Terdengar suara Mama yang bicara pada simbok berangsur samar menandakan Mama sudah pergi dari sini. Aku menghela napas lega, masing-masing tanganku menyentuh pundak Lana lalu aku bicara padanya.
"Tenang, Sayang. Sudah tidak ada yang perlu dikhawatirkan lagi." Aku mengusap lembut pipinya. Lana mengangguk. Tapi tak lama kemudian, matanya membulat. Dihelanya napas pelan.
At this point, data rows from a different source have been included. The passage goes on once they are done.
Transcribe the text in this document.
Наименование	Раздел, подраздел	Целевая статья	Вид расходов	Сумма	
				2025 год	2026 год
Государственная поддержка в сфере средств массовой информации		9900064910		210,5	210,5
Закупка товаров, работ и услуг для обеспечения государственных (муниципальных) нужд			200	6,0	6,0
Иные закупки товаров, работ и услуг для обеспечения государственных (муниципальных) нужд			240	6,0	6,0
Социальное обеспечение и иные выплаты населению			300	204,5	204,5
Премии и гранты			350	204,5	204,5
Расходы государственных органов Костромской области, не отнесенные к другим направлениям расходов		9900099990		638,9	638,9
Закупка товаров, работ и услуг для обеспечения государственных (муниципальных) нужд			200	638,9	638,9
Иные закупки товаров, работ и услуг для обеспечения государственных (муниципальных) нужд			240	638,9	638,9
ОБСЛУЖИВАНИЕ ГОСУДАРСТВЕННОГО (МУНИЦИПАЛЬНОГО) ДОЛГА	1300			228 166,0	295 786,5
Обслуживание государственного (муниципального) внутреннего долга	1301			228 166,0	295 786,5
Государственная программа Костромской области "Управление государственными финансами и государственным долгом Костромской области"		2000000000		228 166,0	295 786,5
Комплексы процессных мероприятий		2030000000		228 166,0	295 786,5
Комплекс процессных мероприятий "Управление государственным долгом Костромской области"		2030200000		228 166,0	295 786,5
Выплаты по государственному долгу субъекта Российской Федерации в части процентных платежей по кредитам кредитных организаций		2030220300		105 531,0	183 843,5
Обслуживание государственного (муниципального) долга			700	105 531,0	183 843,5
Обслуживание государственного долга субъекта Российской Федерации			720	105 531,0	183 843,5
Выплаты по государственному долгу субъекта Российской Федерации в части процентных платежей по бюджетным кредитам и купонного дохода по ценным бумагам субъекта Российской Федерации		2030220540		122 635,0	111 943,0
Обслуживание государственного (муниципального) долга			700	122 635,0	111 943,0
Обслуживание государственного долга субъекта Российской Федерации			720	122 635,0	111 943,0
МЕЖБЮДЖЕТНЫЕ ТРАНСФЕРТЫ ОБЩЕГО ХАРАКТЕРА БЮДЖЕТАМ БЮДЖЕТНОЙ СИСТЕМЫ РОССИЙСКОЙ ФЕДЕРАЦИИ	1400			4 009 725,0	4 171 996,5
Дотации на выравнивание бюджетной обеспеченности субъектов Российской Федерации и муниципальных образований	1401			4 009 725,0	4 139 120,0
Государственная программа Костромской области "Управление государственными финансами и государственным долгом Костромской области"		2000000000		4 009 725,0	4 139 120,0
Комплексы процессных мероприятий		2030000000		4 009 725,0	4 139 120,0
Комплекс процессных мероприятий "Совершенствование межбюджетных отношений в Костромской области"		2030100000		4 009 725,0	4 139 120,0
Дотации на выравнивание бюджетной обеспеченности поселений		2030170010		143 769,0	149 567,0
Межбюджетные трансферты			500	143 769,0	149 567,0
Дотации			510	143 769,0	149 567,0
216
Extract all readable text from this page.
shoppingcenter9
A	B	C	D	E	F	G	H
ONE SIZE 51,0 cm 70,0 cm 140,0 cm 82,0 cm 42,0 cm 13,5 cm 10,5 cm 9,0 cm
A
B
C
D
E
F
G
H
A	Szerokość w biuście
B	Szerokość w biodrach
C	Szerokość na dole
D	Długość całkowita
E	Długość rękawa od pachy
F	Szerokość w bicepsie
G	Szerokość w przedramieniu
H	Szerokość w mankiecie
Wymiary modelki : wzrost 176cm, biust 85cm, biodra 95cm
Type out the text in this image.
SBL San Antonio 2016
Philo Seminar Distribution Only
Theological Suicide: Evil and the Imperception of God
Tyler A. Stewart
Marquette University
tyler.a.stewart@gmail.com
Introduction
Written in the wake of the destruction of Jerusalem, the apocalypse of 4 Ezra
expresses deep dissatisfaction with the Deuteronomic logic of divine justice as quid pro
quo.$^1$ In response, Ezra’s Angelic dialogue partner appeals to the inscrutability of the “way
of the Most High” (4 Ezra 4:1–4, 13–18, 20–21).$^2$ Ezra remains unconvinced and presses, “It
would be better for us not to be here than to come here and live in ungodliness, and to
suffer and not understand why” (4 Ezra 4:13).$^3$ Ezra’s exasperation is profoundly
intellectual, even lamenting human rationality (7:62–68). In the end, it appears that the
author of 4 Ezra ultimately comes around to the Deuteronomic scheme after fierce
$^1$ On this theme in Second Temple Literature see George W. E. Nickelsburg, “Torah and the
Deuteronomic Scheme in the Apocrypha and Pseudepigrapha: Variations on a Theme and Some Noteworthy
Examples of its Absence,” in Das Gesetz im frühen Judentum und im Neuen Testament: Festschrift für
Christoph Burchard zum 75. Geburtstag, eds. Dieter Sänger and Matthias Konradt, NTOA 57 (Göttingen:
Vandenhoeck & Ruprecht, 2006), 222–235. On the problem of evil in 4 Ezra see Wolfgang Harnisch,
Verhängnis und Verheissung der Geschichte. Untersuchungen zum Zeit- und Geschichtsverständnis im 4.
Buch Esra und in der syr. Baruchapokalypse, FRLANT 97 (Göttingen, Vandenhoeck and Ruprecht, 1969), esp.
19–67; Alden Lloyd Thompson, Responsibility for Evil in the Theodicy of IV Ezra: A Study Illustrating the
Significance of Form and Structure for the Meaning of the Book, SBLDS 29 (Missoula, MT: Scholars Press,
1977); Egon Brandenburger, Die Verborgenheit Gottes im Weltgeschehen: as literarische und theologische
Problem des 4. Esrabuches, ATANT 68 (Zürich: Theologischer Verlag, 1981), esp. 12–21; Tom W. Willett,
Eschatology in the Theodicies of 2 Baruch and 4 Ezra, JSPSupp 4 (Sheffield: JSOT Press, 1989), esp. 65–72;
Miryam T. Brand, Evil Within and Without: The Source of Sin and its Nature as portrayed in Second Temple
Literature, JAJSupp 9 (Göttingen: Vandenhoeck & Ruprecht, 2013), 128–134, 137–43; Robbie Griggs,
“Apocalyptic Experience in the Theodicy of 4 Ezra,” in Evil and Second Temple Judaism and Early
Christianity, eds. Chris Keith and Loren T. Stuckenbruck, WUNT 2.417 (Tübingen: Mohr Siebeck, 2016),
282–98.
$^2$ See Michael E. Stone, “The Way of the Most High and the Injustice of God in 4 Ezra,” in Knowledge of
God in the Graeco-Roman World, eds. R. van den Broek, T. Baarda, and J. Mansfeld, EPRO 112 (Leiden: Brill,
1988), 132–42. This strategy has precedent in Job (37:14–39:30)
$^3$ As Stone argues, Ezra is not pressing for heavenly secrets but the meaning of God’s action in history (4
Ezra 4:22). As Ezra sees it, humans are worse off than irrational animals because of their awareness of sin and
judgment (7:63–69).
"Gak mungkin kita akan terus di kamar kan, Kak? Kan mama nunggu kita di bawah."
Iya juga. Aku menggaruk rambut. Tatapanku dan Lana bertemu. Aku mengangkat telapak tangan yang menghadap atas ke udara lalu menjatuhkannya pelan, tanda bahwa aku pun sama bingungnya dengan Lana.
Tok tok tok tok
Mama datang lagi. Tatapanku dan Lana seketika tertuju ke arah pintu.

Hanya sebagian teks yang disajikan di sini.